Significantly, the Small Business Administration (SBA)’s “safe harbor” allowing borrowers to repay PPP loans they did not need (based on the certification requirement) is not a blanket exemption from applicable laws, such as criminal statutes that penalize false statements. Several defendants tried unsuccessfully to withdraw their applications or return the funds once they became aware of investigations into their activities.
Recent State Enforcement Activity
Not to be outdone by the federal government, several states are also ramping up their COVID-19 related enforcement activities, especially against alleged price-gouging during the pandemic. For example:
- In California, officials arrested eight residents on suspicion of price-gouging after an undercover operation collected evidence they were charging exorbitant prices for toilet paper and hand sanitizer.
- On May 13, 2020, the New York Department of Consumer and Worker Protection announced it had received more than 9,700 complaints, issued more than 6,200 violations, and filed seven lawsuits related to price-gouging.
Still to Come: FCA and FIRREA Enforcement
Going forward, we also expect the government to bring additional claims related to financial fraud under the False Claims Act (FCA) and the Financial Institutions Reform, Recovery and Enforcement Act of 1989 (FIRREA).
Any entity that receives government funds can face FCA claims if those funds are misused and/or government requirements and conditions are not followed. The FCA allows the government to recover treble damages, and it also has a “whistleblower” provision that permits private plaintiffs to sue in the name of the United States. Plaintiffs who are successful are entitled to up to 30% of any recovery. Whistleblower provisions have created an active plaintiff’s bar that incentivizes people, especially employees (and disgruntled former employees), to file suit.
The DOJ is also likely to utilize the civil money penalty provision of FIRREA to investigate and prosecute persons suspected of defrauding government aid programs.

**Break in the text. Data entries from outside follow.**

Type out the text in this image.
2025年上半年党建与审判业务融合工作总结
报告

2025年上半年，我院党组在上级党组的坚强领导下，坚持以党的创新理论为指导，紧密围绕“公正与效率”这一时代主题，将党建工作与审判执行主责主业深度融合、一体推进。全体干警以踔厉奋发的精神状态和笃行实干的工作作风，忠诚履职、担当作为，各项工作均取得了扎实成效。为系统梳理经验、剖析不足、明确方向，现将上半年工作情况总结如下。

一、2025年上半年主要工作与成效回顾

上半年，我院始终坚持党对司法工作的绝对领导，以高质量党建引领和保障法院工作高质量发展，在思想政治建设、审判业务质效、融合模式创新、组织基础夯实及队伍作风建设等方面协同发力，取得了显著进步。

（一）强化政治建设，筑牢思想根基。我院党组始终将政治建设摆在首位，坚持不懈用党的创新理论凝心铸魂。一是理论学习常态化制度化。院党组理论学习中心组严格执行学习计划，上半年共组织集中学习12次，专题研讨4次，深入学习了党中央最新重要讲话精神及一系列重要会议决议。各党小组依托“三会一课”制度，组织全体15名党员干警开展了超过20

FIRREA imposes liability for a series of predicate offenses including bank fraud, false statements, and mail or wire fraud affecting a financial institution. FIRREA can be a preferable enforcement mechanism for the government because of the more lenient burden of proof than in a criminal prosecution. FIRREA also allows for whistleblower suits.
Best Practices for What Comes Next
History tells us that with the acceptance of government funds comes a heightened level of scrutiny. We have seen over a decade of enforcement related to the 2008 Troubled Asset Relief Program (TARP), which provided $700 billion – approximately one-third the size of the CARES Act – to stabilize the economy. Given that the CARES Act dwarfs TARP in both size and scope, we expect the resulting enforcement activity now to exponentially outpace that of TARP.
Businesses should be aware that loans in any amount may be audited by SBA, and DOJ can investigate companies’ loan applications and/or their use of funds to prosecute fraud with or without a referral from SBA.
We recommend companies that applied for government aid related to the pandemic implement the following best practices immediately:
- If participating in a COVID-19 loan or grant program, ensure that eligibility requirements are met and representations to the government are accurate, truthful, and well-documented.
- Have a functioning compliance program in place that is scaled to the needs of the business and updated at least annually to reflect changes in the business or legal landscape. A robust compliance program will not only help detect and prevent fraud but may also help minimize potential liability under the FCA or FIRREA or mitigate criminal enforcement if fraud is later discovered.
- Have a whistleblower program in place to enable employees to anonymously report suspicious activity related to the use of loan funds. All complaints need to be investigated and documented thoroughly.
- Stay informed about regulations, conditions, and any developments which may change as the pandemic and response to it evolves.